Accanto all'ammirazione per i due leader, nel segno dell'anticomunismo, s'intuisce una certa freddezza psicologica per l'"esperienza socialista", che don Gianni dichiara essere stata "fondamentale", ma che evidentemente è considerata superata dall'avvento di Berluscioni: "La realtà falsifica tutti i progetti fondati sulla cultura del passato e questa è la ragione per cui Berlusconi e il centrodestra riescono dove la cultura politica di sinistra non riesce", annota ancora nella lettera a Formica.
Con don Gianni Baget Bozzo scompare uno dei massimi strateghi del neo-guelfismo italiano, mentre la complessa costruzione del blocco sociale su cui si regge l'egemonia berlusconiana è giunta al suo apogeo. Ora potrebbe iniziare a sfarinarsi. Forse questo, e non altro, suggerisce la faglia familiare apertasi tra Arcore e Macherio. Anticipazione di eventi ulteriori?
E tuttavia, a prescindere da ciò, occorre domandarsi se sarà capace la destra neo-clericale italiana di reggere all'urto degli eventi, che sarà anzitutto un urto cosmopolitico?
Molto dipende anche dalla credibilità delle forze progressiste, come dopo la Caduta del Muro. Vent'anni or sono, la capacità d'innovazione di Bettino Craxi si autodistrusse nell'immobilismo più totale.
Baget Bozzo procedeva senza rotta "passo per passo", per sua stessa ammissione: "Il mondo unito come una città politica e sociale, legato alla scienza e alla tecnica per la sopravvivenza, è una realtà impensata e oggi vissuta, ma non pensabile con le categorie razionali proprie della nostra comune tradizione", si legge ancora nella lettera citata.

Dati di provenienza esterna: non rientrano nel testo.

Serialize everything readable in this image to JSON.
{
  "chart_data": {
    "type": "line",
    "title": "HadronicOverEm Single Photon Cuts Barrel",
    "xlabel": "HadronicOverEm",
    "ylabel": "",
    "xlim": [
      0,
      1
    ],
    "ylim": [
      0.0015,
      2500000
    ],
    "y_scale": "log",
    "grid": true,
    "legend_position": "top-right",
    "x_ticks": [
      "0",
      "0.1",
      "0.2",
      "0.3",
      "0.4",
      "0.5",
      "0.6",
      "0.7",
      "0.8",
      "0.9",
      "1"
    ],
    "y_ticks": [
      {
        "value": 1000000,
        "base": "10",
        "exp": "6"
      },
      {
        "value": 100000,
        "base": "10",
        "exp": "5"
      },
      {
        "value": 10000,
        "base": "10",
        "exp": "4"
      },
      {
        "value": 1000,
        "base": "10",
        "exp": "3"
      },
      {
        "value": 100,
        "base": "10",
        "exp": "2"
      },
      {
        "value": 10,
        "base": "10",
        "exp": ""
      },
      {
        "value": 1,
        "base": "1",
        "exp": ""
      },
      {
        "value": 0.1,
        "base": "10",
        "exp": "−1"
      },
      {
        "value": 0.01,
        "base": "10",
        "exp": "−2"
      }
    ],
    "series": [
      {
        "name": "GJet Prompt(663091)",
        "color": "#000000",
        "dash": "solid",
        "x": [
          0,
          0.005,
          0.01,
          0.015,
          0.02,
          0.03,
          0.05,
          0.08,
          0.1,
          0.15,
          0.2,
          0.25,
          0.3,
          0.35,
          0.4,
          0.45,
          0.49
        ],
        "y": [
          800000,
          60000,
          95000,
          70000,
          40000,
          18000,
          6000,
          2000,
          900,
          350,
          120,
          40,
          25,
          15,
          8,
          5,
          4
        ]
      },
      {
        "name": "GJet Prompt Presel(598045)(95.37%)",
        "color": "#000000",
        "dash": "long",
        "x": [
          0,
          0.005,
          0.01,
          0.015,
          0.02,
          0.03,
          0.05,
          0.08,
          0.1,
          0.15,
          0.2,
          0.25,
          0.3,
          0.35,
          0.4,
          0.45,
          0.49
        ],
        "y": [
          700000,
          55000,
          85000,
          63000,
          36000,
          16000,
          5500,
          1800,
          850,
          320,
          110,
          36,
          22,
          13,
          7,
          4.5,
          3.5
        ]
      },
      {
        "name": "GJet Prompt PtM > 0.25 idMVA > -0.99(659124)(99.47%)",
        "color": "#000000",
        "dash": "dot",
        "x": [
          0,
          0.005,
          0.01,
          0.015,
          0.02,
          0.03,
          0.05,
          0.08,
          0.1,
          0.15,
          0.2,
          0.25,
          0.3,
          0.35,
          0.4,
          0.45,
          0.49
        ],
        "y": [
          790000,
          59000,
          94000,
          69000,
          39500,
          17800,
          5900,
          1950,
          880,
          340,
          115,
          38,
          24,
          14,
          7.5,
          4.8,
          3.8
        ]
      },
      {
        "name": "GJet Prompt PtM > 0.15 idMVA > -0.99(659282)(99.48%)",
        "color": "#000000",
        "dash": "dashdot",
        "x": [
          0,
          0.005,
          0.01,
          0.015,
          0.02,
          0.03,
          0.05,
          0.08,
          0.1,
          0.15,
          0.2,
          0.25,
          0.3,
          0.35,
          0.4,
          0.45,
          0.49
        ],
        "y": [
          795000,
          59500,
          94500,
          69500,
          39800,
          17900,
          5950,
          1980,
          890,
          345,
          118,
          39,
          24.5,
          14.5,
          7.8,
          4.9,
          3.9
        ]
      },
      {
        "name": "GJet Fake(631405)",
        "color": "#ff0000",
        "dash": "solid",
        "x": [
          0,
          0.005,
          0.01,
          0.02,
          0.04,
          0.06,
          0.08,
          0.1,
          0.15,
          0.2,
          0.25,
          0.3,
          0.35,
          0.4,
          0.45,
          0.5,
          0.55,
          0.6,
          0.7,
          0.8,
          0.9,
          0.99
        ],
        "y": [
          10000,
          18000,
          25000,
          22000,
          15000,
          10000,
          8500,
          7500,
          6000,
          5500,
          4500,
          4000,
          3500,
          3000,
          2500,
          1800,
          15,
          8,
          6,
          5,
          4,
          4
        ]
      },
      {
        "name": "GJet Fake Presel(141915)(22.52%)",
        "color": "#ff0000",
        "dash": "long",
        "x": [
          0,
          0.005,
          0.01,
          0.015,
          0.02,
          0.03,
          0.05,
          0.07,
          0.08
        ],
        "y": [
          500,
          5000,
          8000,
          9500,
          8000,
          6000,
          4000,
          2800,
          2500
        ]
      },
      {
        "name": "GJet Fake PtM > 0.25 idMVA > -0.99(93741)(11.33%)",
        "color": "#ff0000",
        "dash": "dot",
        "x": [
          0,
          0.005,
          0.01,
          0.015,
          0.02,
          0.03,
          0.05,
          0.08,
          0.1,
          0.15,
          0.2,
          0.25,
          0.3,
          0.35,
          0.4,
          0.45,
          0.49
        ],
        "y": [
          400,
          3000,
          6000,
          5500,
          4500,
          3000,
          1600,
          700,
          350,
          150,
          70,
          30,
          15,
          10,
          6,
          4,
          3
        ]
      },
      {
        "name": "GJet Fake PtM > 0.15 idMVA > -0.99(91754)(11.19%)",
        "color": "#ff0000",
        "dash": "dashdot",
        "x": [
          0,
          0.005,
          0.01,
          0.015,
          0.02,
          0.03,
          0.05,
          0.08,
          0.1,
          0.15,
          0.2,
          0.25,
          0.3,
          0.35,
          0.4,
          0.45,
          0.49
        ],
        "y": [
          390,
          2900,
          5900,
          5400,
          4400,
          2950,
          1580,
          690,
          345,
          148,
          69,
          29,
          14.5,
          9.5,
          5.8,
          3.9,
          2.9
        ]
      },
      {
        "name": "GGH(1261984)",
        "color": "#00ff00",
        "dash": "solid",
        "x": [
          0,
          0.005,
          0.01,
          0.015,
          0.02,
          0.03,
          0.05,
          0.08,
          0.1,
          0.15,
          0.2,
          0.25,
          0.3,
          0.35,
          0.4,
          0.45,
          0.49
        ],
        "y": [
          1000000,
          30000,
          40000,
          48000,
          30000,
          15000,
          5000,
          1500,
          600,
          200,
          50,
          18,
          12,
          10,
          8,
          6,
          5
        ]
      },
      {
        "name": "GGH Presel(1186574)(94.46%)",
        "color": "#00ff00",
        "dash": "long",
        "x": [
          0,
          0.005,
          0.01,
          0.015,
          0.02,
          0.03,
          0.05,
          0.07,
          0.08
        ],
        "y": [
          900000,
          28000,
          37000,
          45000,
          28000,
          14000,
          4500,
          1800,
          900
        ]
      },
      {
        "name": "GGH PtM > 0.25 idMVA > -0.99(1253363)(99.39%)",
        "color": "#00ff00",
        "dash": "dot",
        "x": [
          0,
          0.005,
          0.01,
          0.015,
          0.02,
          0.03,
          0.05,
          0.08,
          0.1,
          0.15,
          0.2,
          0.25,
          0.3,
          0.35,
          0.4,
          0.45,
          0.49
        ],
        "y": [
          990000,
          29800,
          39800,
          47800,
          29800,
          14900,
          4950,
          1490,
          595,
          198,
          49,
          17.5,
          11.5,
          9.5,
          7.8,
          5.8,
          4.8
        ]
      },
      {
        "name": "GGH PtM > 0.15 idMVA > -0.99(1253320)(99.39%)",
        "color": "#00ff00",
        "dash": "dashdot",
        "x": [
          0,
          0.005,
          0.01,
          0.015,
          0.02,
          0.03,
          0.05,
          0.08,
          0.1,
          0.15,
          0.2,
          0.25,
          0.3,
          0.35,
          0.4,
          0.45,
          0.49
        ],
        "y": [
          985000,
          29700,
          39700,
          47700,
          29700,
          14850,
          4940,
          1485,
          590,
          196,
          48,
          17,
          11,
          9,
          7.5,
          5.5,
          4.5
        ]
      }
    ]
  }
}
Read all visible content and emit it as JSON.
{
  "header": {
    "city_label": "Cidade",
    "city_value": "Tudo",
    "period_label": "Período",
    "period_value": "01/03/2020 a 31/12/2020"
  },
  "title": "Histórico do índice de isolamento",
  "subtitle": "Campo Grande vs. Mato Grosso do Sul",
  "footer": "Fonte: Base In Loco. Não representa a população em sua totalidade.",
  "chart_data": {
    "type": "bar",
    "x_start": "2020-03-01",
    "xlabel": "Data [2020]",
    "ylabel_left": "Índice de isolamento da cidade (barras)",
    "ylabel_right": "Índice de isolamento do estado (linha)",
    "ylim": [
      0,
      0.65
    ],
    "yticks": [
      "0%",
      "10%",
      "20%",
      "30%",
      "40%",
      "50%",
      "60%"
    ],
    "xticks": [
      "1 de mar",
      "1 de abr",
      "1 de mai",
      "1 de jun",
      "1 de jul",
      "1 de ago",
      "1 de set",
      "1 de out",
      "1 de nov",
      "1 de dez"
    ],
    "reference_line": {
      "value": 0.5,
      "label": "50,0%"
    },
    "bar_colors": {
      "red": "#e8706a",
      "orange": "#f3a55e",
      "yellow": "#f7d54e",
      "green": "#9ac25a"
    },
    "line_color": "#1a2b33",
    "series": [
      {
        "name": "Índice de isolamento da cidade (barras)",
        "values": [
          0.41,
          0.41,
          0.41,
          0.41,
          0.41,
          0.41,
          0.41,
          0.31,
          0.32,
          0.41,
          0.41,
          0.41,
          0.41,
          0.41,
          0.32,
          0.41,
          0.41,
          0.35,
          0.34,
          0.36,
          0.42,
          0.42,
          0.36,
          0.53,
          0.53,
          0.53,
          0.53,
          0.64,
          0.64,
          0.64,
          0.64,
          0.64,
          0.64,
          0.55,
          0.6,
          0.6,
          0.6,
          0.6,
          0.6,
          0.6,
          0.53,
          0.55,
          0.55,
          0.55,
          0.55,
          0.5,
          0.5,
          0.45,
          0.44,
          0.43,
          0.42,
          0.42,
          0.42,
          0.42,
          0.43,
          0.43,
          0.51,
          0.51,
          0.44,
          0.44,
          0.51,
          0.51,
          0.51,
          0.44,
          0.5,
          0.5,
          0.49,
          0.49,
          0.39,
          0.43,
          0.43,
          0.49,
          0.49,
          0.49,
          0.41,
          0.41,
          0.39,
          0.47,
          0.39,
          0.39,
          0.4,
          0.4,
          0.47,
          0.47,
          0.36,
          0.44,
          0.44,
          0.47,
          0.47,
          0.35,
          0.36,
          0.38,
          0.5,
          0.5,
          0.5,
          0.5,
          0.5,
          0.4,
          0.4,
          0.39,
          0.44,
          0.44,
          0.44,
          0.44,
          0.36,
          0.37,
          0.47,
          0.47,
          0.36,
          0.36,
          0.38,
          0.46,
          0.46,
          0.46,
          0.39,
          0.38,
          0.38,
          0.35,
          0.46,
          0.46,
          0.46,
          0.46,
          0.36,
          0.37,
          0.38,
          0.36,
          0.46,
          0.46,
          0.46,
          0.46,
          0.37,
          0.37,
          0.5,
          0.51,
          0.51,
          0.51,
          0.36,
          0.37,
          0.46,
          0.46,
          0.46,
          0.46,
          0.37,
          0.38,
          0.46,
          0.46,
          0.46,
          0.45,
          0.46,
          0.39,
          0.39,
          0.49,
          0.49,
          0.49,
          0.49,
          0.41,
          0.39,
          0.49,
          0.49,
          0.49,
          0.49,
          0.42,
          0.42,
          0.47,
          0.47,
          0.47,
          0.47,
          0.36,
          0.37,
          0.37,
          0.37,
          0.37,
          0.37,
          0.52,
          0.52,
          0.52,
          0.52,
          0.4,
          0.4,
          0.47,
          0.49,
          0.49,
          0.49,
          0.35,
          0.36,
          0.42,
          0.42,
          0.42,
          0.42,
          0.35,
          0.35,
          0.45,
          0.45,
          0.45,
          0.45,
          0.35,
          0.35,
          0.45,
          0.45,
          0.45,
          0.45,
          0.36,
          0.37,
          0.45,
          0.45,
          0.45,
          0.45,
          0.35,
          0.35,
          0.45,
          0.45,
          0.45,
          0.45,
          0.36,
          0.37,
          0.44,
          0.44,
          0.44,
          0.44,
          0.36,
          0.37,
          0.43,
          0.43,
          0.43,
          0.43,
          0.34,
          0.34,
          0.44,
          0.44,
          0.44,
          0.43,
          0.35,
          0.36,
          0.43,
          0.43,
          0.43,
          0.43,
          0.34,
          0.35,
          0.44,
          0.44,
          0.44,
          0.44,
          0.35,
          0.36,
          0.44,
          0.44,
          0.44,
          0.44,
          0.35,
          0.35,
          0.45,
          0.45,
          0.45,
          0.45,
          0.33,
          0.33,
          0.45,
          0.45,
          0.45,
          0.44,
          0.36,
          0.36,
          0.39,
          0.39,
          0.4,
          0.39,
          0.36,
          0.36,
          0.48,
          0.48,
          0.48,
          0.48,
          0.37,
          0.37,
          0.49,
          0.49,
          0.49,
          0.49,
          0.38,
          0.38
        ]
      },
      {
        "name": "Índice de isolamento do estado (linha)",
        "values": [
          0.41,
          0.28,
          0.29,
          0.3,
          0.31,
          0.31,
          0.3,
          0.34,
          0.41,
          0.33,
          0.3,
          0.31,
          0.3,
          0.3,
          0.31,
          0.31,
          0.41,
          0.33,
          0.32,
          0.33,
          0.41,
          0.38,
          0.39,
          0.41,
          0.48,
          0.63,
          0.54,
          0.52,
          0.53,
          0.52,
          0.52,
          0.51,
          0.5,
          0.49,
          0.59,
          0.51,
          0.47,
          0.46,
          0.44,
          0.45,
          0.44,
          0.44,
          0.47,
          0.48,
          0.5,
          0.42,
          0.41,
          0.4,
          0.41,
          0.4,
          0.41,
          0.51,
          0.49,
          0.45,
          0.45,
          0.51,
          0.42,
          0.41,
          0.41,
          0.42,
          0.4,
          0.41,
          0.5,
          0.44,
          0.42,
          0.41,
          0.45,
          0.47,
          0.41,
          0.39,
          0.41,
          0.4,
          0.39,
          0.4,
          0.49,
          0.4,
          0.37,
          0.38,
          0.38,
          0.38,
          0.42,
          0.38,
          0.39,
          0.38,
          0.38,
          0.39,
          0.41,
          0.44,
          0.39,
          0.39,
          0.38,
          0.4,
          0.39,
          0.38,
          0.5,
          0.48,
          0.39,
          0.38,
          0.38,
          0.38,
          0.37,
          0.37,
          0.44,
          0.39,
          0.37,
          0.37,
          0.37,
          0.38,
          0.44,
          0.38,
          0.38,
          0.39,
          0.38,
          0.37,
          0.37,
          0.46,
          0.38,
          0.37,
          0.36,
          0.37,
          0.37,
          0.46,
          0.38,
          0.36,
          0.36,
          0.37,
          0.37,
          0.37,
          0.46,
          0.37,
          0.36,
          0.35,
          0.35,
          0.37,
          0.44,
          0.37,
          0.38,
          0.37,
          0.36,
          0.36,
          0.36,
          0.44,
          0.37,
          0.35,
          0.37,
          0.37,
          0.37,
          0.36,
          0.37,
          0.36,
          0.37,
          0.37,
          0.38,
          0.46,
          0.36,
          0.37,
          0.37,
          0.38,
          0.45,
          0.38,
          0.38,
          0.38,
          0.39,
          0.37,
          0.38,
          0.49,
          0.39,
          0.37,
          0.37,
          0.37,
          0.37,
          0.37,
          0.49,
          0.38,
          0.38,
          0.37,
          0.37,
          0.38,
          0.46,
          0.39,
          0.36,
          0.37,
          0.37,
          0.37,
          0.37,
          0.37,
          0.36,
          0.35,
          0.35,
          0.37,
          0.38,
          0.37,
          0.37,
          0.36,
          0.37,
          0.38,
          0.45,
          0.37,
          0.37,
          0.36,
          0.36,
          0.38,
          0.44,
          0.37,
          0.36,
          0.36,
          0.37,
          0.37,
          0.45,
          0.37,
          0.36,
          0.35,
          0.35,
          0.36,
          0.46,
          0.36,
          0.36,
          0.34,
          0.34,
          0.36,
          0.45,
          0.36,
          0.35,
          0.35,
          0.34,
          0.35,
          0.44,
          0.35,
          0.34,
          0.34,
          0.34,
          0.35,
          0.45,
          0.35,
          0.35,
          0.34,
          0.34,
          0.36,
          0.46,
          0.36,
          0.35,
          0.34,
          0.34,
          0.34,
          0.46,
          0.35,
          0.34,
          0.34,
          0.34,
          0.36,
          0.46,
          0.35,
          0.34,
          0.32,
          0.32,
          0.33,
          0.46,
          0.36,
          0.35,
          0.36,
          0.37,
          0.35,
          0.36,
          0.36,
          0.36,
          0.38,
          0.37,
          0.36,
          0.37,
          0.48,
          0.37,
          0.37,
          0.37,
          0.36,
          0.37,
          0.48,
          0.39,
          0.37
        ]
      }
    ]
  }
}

Che cosa intendeva Baget Bozzo negando ogni forza di pensiero alle "categorie razionali della nostra comune tradizione". Pensava dunque a un'altra tradizione, non a noi comune? Oppure pensava ai valori non razionali della fede?
Fatto sta che in questi giorni, in queste ore, proprio la ragione viene invocata da grandi rappresentanti religiosi quale unico fattore in grado di rendere possibile un dialogo di pace tra le fedi che si affacciano sul catino ormai quasi bollente del Mar Mediterraneo.
Ma ragione e dialogo non presuppongono la filosofia di una "società aperta" con i suoi fondamenti di laicità e progressismo sociale? E come potrà allora un cattolicesimo politico tendenzialmente pre-conciliare aderire ai valori di laicità e progressismo sociale che sono propri di quella apertura multietnica e interculturale di cui esso si considera arcinemico?
Chissà quali risposte immaginava don Gianni Baget Bozzo alle domande che si affacciano alla mente sulle sue ultime posizioni di teorico della politica italiana, un teorico molto impegnato, molto acuto e molto inquieto.